Sally looked at her in silence.

“Mrs. Mason sent me around to see how your cold was getting on,” Susie told her, “and the doorman let me go up, and the door was ajar, and Mr. Deedes was in there—asleep. I didn't tell Mrs. Mason, but she might as well know it now.”

“Windorp must be dizzy with all this free information,” said Percy.

“He thinks I'm a splendid witness.”

“Well—that isn't quite the word for it; not in police circles.”

He looked at her through his lashes. She was about to reply, thought better of it, got up from the piano bench and went out through the dining-room into the back hall.

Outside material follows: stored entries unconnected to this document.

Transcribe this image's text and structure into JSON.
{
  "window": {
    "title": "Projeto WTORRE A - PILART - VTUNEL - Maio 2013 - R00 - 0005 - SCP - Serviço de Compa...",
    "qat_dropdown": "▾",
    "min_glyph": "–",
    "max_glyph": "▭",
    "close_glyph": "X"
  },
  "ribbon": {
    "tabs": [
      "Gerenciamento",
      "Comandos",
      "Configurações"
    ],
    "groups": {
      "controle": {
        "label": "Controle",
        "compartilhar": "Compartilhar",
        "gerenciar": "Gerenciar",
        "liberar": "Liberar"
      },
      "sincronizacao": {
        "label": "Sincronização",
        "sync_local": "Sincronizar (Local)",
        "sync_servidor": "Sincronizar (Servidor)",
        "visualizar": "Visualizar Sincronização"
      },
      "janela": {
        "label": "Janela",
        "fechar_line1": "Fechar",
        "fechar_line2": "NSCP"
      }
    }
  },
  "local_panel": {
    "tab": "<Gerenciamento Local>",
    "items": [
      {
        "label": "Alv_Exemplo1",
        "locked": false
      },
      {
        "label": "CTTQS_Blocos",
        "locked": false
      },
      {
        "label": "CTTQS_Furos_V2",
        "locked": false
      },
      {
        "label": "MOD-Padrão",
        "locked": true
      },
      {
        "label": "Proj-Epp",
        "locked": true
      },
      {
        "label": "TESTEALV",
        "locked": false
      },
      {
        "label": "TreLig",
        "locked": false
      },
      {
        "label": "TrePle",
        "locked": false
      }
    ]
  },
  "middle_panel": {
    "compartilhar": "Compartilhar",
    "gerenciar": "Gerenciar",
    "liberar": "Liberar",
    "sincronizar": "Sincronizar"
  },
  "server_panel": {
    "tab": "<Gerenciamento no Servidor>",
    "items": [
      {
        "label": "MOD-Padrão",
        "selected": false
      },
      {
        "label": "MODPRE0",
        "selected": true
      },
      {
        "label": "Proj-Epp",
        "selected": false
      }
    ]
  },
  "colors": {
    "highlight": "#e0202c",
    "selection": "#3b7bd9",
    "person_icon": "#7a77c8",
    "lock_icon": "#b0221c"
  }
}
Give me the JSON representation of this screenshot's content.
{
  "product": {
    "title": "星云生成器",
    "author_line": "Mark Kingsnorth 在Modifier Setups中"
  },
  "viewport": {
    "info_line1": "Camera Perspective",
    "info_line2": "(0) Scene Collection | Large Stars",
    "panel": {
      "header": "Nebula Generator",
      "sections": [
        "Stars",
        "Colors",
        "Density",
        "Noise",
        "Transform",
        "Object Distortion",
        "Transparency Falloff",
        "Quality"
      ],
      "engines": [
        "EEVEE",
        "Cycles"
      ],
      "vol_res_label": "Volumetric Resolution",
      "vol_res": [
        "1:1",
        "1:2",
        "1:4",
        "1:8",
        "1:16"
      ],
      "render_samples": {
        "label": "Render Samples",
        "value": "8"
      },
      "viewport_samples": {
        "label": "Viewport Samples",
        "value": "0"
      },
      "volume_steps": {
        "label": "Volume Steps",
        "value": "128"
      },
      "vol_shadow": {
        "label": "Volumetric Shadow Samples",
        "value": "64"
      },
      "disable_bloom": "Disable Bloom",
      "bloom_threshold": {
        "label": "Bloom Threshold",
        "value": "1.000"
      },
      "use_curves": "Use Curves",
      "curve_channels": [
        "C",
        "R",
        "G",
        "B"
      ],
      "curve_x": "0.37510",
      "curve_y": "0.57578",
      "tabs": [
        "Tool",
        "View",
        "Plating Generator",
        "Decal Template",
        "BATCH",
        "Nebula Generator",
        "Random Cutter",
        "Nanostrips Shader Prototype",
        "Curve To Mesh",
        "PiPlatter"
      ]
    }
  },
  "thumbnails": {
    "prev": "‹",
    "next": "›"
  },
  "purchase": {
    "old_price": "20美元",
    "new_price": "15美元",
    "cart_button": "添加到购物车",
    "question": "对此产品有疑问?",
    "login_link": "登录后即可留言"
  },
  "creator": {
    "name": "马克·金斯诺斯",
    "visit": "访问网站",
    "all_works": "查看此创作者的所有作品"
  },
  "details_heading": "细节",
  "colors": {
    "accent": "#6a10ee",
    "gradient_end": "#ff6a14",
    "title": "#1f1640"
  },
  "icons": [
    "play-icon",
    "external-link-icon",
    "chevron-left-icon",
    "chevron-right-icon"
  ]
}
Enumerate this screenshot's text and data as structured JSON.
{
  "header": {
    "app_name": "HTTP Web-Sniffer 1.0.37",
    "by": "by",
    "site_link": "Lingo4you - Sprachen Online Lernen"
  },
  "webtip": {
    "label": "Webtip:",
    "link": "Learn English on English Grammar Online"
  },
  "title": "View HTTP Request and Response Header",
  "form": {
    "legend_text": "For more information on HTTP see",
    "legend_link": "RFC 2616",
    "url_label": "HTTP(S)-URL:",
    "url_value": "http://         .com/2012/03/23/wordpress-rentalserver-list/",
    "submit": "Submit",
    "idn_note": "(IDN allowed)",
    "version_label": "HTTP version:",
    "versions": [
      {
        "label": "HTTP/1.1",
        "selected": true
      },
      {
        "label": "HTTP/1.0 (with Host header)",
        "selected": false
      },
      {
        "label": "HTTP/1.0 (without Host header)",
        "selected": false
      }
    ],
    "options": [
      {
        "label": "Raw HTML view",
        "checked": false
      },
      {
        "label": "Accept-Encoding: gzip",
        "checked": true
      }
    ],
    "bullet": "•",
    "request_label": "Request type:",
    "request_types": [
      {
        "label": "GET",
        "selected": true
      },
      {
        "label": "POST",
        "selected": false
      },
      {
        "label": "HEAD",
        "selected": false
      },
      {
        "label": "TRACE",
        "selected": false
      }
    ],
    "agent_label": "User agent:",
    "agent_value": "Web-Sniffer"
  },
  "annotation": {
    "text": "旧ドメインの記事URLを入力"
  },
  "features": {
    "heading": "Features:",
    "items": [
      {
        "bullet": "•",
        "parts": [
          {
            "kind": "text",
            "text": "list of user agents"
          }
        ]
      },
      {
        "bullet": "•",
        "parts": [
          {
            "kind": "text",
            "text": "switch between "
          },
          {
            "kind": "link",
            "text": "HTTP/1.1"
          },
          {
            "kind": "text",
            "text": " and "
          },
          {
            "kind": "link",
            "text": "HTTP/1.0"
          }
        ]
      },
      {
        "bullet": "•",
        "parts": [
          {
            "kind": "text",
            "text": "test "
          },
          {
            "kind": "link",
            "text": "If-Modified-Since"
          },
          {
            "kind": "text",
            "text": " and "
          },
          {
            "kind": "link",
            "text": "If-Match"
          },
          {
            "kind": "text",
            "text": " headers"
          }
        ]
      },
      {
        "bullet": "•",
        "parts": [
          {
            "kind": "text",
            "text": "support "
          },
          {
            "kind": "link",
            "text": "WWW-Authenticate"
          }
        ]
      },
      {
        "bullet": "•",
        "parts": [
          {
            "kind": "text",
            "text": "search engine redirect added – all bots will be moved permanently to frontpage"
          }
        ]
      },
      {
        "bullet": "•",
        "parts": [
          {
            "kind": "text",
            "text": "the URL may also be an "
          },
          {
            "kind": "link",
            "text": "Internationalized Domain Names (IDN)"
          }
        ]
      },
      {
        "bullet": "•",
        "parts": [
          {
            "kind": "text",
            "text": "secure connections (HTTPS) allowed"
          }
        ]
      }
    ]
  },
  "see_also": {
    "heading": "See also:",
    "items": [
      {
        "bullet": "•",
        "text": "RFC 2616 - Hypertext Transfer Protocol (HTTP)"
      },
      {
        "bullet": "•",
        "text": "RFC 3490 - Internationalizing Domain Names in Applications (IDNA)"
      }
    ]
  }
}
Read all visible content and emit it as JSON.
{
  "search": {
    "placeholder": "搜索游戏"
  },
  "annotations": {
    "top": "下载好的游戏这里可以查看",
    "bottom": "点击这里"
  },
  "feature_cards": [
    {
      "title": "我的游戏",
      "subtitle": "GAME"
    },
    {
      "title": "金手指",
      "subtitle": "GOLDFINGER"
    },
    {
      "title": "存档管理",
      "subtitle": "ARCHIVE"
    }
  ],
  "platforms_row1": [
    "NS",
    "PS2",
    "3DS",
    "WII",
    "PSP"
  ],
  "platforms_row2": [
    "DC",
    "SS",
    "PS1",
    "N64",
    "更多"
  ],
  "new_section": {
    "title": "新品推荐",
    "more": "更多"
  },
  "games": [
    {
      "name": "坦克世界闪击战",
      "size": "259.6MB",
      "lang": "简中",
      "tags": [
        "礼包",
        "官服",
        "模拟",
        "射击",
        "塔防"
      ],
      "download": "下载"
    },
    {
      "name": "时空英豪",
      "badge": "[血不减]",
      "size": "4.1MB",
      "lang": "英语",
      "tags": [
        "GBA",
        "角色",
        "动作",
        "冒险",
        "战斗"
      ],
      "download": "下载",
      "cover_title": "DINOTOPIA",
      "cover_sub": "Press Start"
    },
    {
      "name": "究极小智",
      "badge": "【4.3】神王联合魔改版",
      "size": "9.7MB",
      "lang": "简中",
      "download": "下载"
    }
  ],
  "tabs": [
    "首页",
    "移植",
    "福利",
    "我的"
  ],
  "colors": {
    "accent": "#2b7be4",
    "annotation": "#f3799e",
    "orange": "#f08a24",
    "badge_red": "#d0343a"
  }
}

“It's tough, Mrs. Deedes,” said Percy, after a pause. “Very tough.”

“I had to take Bill in,” she answered drearily. “He's been ill, and that woman he was going to marry let him down. Florence won't understand. She'll be so angry—so horrified.”

“I bet Louise spilled the Mason-Susie stuff to Windorp,” said Percy. “She has her knife into Susie, and she'd want to explain that Mason was a dear, sweet fellow and a victim, and wouldn't hurt a fly. I hope she won't start on me; it'll be the ruin of me.”

“She'll tell him charming things,” said Gamadge. “She's told 'em to me.”

“Oh, God.”

Sergeant Morse looked in to say that the Lieutenant would like to speak to Mr. Gamadge.

Windorp stood beside a large round table near the front windows of the library, four books arranged before him in the light of a shaded lamp. He said without preamble: “We found these and the script of some novel, it looked like, in a drawer in the office, locked up.”

“Yes; I locked 'em. They're part of that story I was going to tell you; the job I was called in on.”

“Miss Burt had some mixed-up tale or other.”